Dear Editor,
I hereby offer my reply to Mr Al Creighton’s letter (SN, Nov 26), ‘Executive of UG Workers’ Union has not been elected.’ Mr Creighton’s missive showers praise on the former UGWU Organizing Secretary, Mr Godfrey Adams, and a prolonged attack on me as the Vice Chairman.
Just two days before a national election, Mr Creighton finds time to expend energy on Freddie Kissoon rather than focus on what his President is doing to the university. In countless letters to the media stretching over a decade or more, I have always classified Mr Creighton as a person who has done immense harm to the university, and has worked with two others, who were the agents through which the regime maintained its hegemony at UG.
Contrary to what Mr Creighton believes, I sign less than five per cent of the documents coming out of the UGWU. I am involved in less than ten per cent of UGWU activities. Mr Creighton’s letter is an insult to a hard-working executive that is based on the university campus from nine to five unlike a lecturer like me, who is not required to be there in those hours every day.
Thirdly, it is true that I serve on the committees that Mr Creighton named. But I was nominated and voted in by the UGWU with Godfrey Adams at all times voting for me. There isn’t a Guyanese in this country who doesn’t know about the fear that has overtaken this nation. Had I refused those appointments, the UGWU would have had no representation on those bodies. Mr Creighton failed to mention the vast areas of UGWU activities where I am not involved because it suits his purpose. For example, I am not on the Strategic Plan Committee, our chairman is. I do not represent the union in the GTUC. I am not on the UG Disciplinary Committee, our chairman is. I am not on the Committee on Climate Change, our chairman is. Mr Creighton wants readers to believe that Freddie Kissoon is the UGWU.
Here is the part that Mr Creighton is made to look foolish. He writes; “The statutes specify that the representative should be a non-academic member of the union. It was Mr Kissoon who got the Council to agree to change that so that he, as an academic member could become the representative.” Let me now describe the indecency and dishonesty in that statement. But a moment of hilarity should be noted. At a Council dominated by members of both the PPP and the government, Mr Creighton tells readers that I got the Council to change a statute.
Obviously, Freddie Kissoon has a lot of power and sway over the PPP government as expressed by his influence in the Council of the university. If that was so, I would have long sought to have the Council bring James Rose and Al Creighton before the Disciplinary Committee of the university.
The Statutes of UG prevented an academic from sitting on the Appointments Committee (AC) on discussions on lecturers’ contract renewal. It was an obnoxious violation of industrial relations. It went on for more than 45 years. The union introduced a motion that Council should abolish that anachronism. There was no vote against but one abstention. What it meant was that the union could now choose anyone to represent it in the AC including academics. Prior to that, the union was represented by clerks and secretaries who were afraid to speak. The UGWU met and chose its representative. That person was me.
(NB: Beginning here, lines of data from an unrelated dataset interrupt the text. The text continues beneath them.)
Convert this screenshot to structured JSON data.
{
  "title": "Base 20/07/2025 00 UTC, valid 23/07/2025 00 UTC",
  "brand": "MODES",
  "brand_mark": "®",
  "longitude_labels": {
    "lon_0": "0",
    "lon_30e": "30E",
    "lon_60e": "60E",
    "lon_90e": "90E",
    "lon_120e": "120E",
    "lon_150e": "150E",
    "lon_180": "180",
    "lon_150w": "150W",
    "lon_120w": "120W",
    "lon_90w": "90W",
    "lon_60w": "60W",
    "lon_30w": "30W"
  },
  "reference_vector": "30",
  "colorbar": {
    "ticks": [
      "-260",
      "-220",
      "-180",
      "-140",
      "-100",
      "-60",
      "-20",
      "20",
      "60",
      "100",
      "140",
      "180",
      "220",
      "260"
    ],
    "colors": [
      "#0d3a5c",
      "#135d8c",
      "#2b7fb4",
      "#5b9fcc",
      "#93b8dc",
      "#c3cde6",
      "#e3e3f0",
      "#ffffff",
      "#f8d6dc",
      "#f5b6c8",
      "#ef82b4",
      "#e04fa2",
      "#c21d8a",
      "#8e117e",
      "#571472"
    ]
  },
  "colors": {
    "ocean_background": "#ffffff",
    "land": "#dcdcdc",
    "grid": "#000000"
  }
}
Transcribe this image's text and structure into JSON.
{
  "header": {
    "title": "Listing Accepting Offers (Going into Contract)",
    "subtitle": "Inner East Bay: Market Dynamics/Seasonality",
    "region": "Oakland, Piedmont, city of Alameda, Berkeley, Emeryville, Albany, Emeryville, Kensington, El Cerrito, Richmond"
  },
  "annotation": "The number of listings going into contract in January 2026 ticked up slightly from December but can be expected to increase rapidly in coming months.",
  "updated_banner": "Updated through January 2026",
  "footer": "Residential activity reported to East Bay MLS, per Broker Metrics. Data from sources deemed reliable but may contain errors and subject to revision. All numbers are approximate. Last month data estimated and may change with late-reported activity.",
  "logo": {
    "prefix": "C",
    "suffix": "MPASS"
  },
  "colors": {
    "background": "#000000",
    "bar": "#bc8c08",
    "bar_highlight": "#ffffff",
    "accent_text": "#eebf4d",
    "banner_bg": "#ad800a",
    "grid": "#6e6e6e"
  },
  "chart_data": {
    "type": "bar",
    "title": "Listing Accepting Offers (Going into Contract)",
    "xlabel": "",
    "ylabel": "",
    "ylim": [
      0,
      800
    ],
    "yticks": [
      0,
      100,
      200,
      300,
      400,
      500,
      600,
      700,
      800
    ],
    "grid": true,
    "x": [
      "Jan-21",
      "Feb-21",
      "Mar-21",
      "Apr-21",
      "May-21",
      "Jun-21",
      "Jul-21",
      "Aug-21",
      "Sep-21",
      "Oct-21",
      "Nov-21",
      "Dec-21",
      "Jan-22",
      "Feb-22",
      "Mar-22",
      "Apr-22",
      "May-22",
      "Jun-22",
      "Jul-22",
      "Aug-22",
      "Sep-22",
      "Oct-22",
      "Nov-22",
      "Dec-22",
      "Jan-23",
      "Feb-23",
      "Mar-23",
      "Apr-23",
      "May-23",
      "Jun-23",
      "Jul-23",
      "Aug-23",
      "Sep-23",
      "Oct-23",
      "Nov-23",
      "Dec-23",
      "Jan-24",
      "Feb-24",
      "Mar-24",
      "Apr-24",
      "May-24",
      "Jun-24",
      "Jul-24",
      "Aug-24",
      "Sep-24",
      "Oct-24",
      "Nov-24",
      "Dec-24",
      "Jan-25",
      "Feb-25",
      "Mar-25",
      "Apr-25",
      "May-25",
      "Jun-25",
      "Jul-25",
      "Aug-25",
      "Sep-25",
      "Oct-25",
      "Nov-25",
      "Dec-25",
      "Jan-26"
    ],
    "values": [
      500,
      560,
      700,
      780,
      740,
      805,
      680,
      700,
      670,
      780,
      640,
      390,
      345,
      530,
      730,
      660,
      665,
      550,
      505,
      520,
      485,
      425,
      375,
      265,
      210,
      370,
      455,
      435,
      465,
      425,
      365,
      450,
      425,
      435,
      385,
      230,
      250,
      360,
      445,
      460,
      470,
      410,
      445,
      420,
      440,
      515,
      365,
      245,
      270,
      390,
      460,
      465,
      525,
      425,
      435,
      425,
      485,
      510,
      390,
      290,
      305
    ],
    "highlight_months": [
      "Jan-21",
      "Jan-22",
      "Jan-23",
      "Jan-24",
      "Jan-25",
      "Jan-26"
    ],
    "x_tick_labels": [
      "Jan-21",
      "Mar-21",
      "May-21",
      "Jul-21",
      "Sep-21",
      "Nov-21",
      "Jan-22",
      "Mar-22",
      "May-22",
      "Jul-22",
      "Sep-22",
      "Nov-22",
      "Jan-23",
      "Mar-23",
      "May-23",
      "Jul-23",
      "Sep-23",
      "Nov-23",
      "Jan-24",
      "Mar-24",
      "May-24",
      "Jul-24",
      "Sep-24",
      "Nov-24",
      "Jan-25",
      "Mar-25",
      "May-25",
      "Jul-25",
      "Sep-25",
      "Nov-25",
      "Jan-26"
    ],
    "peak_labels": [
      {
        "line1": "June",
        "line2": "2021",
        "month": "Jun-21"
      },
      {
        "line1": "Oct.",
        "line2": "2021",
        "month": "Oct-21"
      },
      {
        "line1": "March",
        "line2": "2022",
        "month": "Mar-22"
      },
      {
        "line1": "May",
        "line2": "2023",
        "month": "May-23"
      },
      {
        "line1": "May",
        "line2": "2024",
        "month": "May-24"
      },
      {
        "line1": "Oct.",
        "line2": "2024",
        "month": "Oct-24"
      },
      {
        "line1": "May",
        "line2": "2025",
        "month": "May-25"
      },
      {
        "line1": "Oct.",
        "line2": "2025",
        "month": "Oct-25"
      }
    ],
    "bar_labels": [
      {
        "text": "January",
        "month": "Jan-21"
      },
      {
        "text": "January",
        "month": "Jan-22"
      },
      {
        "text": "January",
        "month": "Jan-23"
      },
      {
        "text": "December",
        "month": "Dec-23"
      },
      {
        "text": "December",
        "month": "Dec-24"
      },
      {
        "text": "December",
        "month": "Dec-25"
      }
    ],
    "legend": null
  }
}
If as Mr Creighton reported in his letter, Mr Adams was selfless and the most respected UGWU executive on campus, then when that particular statute was abolished why didn’t the UGWU choose Mr Adams? Before I close I would like to inform readers about another major achievement of the UGWU on the Council. The UGWU and the student body got the Council to reverse the dismissal of Dr Desrey Fox whose contract was terminated by Mr Al Creighton when he was acting VC.